= Gordon Balch Nevin =

Gordon Balch Nevin (19 May 1892 - 15 November 1943) was an American composer and organist. A member of the Nevin musical family of Edgeworth, Pennsylvania., his cousins were the composers Ethelbert and Arthur Nevin, and he was the son of composer and businessman George Balch Nevin. The Balch Family is one of the Colonial and Revolutionary Families of Pennsylvania.

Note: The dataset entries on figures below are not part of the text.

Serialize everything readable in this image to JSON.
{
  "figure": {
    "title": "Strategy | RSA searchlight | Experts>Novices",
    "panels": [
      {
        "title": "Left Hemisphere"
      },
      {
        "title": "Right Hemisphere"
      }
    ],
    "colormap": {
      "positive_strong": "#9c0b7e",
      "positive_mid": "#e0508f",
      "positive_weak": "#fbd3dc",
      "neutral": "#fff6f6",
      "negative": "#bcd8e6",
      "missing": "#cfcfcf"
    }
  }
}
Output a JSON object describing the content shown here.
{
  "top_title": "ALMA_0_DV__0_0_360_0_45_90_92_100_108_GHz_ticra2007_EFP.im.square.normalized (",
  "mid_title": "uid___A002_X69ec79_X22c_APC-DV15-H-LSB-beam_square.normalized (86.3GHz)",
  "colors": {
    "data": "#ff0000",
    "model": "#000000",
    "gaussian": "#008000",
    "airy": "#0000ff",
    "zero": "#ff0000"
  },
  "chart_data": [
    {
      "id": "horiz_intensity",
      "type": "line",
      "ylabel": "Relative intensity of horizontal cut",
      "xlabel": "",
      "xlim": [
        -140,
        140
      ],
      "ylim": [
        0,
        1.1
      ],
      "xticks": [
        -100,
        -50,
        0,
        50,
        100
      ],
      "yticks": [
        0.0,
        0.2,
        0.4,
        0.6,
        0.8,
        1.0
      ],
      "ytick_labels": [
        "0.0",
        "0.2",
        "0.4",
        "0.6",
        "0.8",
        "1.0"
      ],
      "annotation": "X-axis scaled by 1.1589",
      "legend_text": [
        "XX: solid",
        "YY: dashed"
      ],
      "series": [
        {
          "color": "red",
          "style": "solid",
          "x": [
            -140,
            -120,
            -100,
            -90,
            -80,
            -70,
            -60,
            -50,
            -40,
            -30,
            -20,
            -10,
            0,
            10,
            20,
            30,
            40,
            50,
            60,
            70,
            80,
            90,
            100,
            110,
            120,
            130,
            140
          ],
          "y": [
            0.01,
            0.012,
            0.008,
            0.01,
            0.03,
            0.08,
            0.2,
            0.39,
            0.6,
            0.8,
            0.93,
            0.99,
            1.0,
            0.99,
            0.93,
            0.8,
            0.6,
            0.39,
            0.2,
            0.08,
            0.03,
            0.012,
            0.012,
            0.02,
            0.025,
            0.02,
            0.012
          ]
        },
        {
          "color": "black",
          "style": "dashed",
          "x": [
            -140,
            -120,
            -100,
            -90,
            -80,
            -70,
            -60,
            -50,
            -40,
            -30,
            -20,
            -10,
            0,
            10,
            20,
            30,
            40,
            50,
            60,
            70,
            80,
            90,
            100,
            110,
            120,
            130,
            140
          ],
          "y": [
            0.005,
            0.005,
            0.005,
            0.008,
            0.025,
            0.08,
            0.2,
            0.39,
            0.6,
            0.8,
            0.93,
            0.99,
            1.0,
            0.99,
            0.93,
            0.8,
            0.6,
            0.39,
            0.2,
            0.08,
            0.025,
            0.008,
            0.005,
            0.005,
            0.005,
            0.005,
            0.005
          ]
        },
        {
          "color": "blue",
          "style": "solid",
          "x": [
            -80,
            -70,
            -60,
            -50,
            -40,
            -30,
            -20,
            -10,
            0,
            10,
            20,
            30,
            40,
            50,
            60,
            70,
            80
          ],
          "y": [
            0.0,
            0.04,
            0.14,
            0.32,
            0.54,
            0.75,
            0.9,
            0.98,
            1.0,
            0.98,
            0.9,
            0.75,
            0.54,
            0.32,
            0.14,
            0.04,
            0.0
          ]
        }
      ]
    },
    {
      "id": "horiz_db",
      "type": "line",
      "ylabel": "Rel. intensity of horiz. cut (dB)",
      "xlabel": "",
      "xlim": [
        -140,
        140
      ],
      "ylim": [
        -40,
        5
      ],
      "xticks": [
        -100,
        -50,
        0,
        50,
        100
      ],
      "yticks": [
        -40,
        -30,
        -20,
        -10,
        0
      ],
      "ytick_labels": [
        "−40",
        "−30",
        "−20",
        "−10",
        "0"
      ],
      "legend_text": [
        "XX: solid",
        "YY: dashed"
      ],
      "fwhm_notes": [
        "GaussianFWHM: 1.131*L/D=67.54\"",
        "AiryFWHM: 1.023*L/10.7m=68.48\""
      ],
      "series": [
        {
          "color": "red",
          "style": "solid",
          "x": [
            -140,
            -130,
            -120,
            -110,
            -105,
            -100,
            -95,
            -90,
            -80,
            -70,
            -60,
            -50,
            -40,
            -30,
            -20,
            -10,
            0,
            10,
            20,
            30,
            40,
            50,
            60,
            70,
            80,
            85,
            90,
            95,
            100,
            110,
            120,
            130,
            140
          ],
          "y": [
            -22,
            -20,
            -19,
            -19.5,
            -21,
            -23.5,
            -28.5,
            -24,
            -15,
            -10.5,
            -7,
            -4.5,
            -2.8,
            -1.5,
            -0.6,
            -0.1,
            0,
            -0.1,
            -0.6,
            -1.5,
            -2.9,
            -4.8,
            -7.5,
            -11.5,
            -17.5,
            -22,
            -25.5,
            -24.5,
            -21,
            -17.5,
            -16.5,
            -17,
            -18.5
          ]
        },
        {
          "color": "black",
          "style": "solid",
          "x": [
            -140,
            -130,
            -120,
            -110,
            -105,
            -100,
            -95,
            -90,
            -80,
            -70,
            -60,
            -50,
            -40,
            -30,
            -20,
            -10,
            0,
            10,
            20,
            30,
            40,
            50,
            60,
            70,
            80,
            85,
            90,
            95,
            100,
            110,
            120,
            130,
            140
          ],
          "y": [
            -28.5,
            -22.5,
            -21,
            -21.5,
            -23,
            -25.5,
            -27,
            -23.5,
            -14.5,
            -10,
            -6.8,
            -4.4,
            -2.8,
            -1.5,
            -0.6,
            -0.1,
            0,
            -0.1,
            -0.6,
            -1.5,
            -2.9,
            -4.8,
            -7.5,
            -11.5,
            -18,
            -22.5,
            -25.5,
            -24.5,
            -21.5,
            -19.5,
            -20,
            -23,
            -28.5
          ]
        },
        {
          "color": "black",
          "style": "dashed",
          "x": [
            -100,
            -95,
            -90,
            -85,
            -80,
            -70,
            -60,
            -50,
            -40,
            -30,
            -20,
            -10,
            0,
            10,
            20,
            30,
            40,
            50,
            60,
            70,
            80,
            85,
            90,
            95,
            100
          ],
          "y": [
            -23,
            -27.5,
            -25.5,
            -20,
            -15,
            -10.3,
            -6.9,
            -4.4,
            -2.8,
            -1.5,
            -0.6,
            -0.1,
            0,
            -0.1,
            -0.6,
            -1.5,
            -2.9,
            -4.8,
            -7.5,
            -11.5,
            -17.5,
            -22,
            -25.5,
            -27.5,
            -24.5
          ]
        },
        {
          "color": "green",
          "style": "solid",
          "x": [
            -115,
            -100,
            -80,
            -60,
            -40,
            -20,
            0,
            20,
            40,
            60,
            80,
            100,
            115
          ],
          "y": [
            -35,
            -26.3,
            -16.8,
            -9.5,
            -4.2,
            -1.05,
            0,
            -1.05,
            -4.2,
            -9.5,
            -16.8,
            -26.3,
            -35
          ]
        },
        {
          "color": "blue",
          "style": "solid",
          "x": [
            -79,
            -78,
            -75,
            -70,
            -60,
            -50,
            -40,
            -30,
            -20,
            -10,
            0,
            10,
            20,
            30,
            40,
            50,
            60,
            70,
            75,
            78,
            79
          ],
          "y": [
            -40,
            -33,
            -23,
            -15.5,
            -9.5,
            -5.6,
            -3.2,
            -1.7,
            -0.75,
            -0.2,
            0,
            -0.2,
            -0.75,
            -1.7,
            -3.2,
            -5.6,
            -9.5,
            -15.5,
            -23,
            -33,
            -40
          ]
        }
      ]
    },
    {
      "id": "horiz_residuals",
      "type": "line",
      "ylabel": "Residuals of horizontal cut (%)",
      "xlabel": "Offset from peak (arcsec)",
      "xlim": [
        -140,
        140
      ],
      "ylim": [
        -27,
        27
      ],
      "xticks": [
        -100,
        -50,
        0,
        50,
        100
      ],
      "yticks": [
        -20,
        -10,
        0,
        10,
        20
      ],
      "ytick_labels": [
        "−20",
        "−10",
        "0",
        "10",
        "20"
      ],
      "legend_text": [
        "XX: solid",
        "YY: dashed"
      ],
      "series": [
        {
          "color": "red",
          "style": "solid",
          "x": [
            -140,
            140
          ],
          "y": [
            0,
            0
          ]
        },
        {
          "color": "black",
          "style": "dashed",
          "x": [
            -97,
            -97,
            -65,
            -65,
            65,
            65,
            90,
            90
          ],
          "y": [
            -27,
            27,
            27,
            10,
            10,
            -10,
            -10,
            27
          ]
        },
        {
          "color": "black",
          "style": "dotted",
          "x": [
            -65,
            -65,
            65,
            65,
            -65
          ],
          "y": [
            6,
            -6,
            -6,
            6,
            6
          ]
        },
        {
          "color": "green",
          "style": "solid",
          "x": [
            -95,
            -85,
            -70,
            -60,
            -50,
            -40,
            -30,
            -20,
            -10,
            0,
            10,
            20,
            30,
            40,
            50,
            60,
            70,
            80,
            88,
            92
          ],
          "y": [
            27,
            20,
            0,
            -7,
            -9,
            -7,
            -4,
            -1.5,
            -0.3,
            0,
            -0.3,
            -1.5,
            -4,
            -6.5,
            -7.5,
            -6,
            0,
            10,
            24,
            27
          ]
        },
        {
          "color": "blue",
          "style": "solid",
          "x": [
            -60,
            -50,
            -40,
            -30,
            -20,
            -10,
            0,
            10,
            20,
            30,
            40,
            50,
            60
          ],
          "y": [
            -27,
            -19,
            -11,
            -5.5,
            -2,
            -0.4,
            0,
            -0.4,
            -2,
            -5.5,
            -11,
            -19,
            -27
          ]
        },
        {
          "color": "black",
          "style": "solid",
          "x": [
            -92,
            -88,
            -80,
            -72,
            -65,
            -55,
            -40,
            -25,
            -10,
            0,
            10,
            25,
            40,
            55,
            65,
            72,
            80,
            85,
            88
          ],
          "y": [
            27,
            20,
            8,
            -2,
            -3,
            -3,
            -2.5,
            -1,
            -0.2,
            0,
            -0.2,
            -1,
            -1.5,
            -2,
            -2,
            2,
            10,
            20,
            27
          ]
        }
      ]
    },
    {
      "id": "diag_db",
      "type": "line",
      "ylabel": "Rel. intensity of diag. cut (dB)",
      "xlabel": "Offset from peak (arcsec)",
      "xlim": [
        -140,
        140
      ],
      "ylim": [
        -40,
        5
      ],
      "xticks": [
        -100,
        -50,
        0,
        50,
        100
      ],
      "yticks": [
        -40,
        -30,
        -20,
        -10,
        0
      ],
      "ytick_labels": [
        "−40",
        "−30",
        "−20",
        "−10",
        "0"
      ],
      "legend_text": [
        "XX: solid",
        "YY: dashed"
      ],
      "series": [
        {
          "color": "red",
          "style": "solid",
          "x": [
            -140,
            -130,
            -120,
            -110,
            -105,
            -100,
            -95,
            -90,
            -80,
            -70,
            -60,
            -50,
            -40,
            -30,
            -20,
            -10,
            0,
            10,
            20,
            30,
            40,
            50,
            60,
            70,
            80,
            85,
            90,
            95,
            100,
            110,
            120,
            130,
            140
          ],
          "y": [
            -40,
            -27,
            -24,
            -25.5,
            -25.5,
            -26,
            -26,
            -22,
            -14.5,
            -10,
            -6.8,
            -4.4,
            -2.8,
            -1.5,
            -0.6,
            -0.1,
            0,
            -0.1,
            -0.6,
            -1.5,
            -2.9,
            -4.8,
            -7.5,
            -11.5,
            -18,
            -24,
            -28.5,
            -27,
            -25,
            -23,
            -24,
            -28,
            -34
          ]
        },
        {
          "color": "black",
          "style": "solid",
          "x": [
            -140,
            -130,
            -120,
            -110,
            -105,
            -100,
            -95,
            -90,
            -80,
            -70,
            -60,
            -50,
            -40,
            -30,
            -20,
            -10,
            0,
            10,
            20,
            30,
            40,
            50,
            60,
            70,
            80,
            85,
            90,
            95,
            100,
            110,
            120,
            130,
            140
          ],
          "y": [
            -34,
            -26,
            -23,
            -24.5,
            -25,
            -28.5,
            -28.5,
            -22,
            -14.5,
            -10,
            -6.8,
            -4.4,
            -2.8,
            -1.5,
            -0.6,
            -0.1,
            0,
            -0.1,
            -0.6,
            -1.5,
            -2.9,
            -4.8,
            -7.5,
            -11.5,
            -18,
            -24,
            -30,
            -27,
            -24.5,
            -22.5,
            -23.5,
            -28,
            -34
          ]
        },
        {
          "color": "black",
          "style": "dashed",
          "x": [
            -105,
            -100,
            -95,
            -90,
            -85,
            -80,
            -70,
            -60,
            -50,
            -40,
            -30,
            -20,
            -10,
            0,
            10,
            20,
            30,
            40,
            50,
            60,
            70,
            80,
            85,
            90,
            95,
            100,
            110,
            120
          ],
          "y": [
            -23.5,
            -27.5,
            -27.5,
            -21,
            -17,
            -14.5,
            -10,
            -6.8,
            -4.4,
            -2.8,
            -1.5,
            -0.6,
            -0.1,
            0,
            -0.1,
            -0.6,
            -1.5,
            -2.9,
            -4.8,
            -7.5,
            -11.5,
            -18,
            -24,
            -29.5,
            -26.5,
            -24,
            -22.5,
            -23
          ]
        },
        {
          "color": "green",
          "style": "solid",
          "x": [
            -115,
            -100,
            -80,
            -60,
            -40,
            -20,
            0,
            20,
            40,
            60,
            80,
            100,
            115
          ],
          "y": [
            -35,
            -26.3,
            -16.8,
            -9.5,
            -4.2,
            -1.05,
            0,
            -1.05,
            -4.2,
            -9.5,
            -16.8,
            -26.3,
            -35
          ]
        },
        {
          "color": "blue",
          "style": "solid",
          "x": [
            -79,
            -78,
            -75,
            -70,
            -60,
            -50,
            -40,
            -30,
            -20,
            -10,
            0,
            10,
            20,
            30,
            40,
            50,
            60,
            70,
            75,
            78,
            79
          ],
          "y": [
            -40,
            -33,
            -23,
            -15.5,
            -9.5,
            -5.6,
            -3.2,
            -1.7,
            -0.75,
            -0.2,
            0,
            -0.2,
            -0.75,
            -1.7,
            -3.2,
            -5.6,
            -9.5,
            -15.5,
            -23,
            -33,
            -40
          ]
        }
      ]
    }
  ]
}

Nevin occupied the organist's chair at churches in Easton, Pennsylvania; Cleveland, Ohio; Johnstown, Pennsylvania; and he was organist of First Presbyterian Church in Greensburg, Pennsylvania, from 1918. Most of his compositions were for organ; he did, however, write a few secular songs, and among his published works are versions of several Stephen Foster songs. He was also a writer, publishing books on organ technique. He died in New Wilmington, Pennsylvania in 1943. His wife was the former Jessie Young of Johnstown, PA, a daughter of the Samuel E. and Elizabeth Rose Young Family and niece of US Congressman John Marshall Rose and grand-niece of W. Horace Rose, the 1st Mayor of Johnstown. Her Father, Samuel E. Young, was General Manager and Secretary of the Johnstown Passenger Railway Co.